Joining fellow EU Justice and Home Affairs Ministers in Brussels to discuss how we can quickly and humanely help our Ukrainian friends.
We need to activate the Temporary Protection Directive today to help Ukraine and its neighbouring EU countries ?????? ?? ?? pic.twitter.com/KHRvCAQlZn
— Helen McEntee TD (@HMcEntee) March 3, 2022
The European Commission proposed this initiative last year, citing a “sharp rise in hate speech and hate crime in Europe“. The new measures would target hate directed to “individuals and groups of people sharing or perceived as sharing ‘a common characteristic,’ such as race, ethnicity, language, religion, nationality, age, sex, sexual orientation, gender identity, gender expression, sex characteristics or any other fundamental characteristic, or a combination of such characteristics.”
Ireland currently has no law that specifically deals with hate crime and hate speech, which means that no discriminatory element can be recognised in the charges against a perpetrator of hate violence. Experts have been calling for the introduction of such legislation for quite a long time, so this news may represent the first step in that direction.
#OireachtasTV – Watch Live coverage from the #Seanad as Senators debate a Motion to approve Ireland’s opt-in to an EU measure on hate crime and hate speech – view on Twitter & Online on the Oireachtas website #seeforyourselfhttps://t.co/EM4xhnO24k https://t.co/2d0nXzwQfG
— Houses of the Oireachtas – Tithe an Oireachtais (@OireachtasNews) March 10, 2022
The term hate speech refers to both verbal attacks on people due to a protected characteristic (for example, their gender identity or sexual orientation) and incitement of violence. Different countries have distinct approaches to hate speech because of the necessity to balance more rights when dealing with the issue.

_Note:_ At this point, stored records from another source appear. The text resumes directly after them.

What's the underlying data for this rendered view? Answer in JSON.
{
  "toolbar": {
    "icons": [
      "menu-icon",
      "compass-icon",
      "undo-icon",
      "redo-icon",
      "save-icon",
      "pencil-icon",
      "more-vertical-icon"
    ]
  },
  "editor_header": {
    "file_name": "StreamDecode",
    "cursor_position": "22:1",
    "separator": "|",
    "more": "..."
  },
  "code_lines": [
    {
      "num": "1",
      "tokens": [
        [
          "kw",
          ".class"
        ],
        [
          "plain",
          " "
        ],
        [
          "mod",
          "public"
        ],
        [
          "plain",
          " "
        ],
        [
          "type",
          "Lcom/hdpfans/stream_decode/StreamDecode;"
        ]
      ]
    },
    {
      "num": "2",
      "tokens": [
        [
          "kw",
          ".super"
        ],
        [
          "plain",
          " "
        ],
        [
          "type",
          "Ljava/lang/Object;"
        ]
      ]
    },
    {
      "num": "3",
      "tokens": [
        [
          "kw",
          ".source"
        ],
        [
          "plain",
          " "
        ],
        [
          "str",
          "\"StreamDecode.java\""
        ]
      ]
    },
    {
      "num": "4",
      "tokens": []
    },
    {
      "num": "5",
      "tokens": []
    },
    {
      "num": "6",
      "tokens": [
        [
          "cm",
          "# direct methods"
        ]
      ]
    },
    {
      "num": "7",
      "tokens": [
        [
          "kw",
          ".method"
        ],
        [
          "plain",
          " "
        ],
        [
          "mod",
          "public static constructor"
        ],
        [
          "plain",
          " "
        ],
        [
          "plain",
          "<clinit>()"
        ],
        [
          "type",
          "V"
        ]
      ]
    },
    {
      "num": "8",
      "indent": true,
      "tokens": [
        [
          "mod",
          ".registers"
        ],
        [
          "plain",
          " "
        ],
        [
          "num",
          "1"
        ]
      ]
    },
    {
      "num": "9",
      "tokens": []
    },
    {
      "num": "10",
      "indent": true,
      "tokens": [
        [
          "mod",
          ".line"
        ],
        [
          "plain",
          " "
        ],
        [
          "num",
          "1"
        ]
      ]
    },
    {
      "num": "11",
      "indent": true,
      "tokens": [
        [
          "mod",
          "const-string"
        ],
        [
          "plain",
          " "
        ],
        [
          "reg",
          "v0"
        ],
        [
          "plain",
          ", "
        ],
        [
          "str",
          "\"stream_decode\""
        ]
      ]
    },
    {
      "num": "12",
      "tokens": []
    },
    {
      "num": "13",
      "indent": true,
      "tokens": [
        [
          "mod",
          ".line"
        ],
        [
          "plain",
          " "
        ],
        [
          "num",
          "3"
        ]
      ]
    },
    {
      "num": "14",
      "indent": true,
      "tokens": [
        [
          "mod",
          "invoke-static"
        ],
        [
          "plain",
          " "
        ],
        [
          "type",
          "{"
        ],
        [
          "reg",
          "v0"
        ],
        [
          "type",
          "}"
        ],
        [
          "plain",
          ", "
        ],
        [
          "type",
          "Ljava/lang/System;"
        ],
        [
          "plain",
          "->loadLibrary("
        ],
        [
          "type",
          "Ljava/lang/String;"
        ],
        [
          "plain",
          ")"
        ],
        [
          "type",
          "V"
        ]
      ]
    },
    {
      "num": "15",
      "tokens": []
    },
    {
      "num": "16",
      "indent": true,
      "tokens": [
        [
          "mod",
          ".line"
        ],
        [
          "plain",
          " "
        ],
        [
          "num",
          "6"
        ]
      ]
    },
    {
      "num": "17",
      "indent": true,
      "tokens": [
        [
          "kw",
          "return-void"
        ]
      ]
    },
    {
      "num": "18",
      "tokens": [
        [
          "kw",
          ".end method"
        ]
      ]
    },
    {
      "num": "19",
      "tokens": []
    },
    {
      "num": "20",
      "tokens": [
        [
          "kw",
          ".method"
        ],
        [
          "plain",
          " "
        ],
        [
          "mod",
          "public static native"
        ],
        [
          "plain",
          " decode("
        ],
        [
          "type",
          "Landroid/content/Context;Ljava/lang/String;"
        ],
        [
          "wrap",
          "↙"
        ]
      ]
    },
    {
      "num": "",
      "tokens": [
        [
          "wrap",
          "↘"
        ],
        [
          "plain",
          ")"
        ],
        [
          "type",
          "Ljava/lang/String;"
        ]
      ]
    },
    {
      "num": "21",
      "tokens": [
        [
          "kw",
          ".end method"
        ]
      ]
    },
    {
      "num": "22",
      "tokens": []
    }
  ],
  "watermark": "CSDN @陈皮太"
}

Last year, in a written submission to the Oireachtas, the Irish Human Rights and Equality Commission (IHREC) said that not all hate speech should face a criminal-law response, since other rights like freedom of expression, privacy and freedom of assembly must be protected. Indeed, those who oppose legislation that would prohibit hate speech frequently do so by invoking their right to freedom of expression. As much as freedom of expression is a fundamental right, it cannot be absolute and it needs to be limited by law for a variety of reasons, including the protection of other people’s rights.